On Fri, Feb 22, 2013 at 4:07 PM, Tyler Romeo <tylerromeo(a)gmail.com> wrote:
In cases where a tool is keeping an authentication database, and is not
acting on behalf of a user, then OpenID would let the tool eliminate its
username/password store.
This is exactly what I'm saying. It doesn't do this. If a tool has a
username/password store, i.e., it uses the username and password of each
user, enabling OpenID wouldn't solve the authentication problem. Like I
said, it only works in cases where the bot does all of its work under its
own account.
Let's consider
bugzilla.wikimedia.org, for instance. It has its own
credentials store. With OpenID as a provider on the projects, it could be
possible to use your Wikimedia credentials rather than a username/password
specific to bugzilla.
In this situation bugzilla isn't acting on behalf of a user to interact
with another application.
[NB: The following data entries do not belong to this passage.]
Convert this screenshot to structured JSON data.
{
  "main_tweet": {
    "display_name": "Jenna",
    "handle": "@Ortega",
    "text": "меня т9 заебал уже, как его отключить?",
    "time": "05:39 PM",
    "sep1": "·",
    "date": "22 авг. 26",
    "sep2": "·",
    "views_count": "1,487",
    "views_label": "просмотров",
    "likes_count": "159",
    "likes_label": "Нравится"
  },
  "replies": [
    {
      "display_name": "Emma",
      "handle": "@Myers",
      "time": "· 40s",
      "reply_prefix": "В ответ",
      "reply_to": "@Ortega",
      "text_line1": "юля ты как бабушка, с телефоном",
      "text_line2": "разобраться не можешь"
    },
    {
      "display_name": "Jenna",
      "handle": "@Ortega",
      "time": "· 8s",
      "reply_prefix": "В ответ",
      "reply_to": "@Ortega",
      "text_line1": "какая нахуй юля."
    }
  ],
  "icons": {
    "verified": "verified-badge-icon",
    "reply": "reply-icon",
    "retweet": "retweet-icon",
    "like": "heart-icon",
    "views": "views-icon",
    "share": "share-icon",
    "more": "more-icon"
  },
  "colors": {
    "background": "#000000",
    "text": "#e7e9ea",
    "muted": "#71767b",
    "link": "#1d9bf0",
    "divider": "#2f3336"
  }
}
An application acting on behalf of a user with
another application is what OAuth does, not OpenID, and this thread isn't
about that.
Sure, it would be great, but allowing authentication
as a consumer is a
much more difficult step, and we're not ready to take it right now. OpenID
as a provider solves some long-standing problems
and is a step in the
right
direction, let's focus on one thing at a
time.
How exactly is it so difficult? You just set the configuration option for
the extension.
Feel free to bring this question up in another thread. Please search
through the archives before doing so, though. I've answered this question
numerous times over the past 2-3 years.